Guttmann understood that in this struggle, sport had transformative power. He saw sport as a way to regain fitness, boost self-esteem, and above all, restore personal dignity. He extended the internal games within the hospital to a national competition. In 1948, on the day the Olympics opened in London, Guttmann organized the first Olympic Games for the paralyzed, the “Paralympics”. Slowly it grew until, in 1960, Guttmann’s vision of a true Paralympic Games was realized: 400 wheelchair athletes from 23 countries paraded through Rome’s Olympic Stadium, competing in the same sports as able-bodied athletes. In the 2016 Paralympics, more than 4,000 athletes from 147 countries participated.


Guttmann was knighted in 1966.


By living for something larger than himself, he helped to transform life for many others.
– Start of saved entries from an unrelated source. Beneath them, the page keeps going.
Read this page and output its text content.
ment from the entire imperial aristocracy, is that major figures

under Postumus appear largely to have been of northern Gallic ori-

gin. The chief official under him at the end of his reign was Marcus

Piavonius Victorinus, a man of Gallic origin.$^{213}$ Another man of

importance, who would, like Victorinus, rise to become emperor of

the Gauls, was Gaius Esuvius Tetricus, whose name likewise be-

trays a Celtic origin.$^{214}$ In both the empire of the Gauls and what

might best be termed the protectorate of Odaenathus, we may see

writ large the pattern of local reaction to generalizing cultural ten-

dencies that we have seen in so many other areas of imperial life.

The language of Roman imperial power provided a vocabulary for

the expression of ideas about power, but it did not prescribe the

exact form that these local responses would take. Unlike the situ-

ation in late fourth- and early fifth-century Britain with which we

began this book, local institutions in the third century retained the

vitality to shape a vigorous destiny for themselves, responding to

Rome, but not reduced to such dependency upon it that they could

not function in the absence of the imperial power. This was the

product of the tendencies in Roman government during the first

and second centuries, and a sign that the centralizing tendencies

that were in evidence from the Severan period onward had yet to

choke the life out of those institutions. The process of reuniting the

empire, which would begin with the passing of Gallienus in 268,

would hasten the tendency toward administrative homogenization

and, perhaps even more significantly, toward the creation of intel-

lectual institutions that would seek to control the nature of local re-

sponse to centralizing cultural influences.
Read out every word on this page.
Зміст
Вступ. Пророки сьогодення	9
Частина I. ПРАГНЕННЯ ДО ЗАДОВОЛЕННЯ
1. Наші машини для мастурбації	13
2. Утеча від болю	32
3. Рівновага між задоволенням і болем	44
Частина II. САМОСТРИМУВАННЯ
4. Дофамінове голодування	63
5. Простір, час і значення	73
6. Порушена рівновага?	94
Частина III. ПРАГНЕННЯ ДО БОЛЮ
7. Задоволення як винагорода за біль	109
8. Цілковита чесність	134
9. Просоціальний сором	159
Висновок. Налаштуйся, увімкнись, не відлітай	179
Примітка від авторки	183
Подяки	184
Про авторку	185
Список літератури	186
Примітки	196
You don’t risk your life fighting the Gestapo or knock on Churchill’s door to demand the funds for a swimming pool if you are not living for something greater than yourself. Only when we answer the call of a cause greater than ourselves do we become great.


All of us have a desire, a hunger, to be greater than we are. But we don’t know how to do it. So we get better gadgets, and a new car, and we strive for a bigger home, but these possessions don’t enlarge our lives. There is only one thing that will truly make you bigger, and that is answering the call of a cause greater than yourself.


Throughout the High Holy days when we pray that G-d may remember us for life, we express much more than the “will to live.” We ask G-d to help us live, “ְל ַמ ַענְךָ ֱאל ְקים ַחיִּים ” — “For Your sake G-d.” We ask for a life that will be dedicated to the highest, worthiest of causes.


During these holiest days of the year, we bring our most intimate prayers and secrets to G-d: our material needs, for health, for happiness, our concerns over our children, and our fears for the future. All of them are legitimate. G-d is a loving parent who gives and forgives. But this year we must go beyond even these needs. This year, genuine greatness and selflessness is demanded of us. Our prayers must be not only for ourselves, but for G-d and Torah and for the entire world.


May all of our prayers this Rosh Hashanah storm the heavens collectively as one person, with one heart and one soul united. May G-d receive the message loud and clear, we are done with this pandemic! We have learned what we needed to learn, we are changed. It’s time, dear G-d, to turn a page and grant us a year of complete health and lots continued blessings!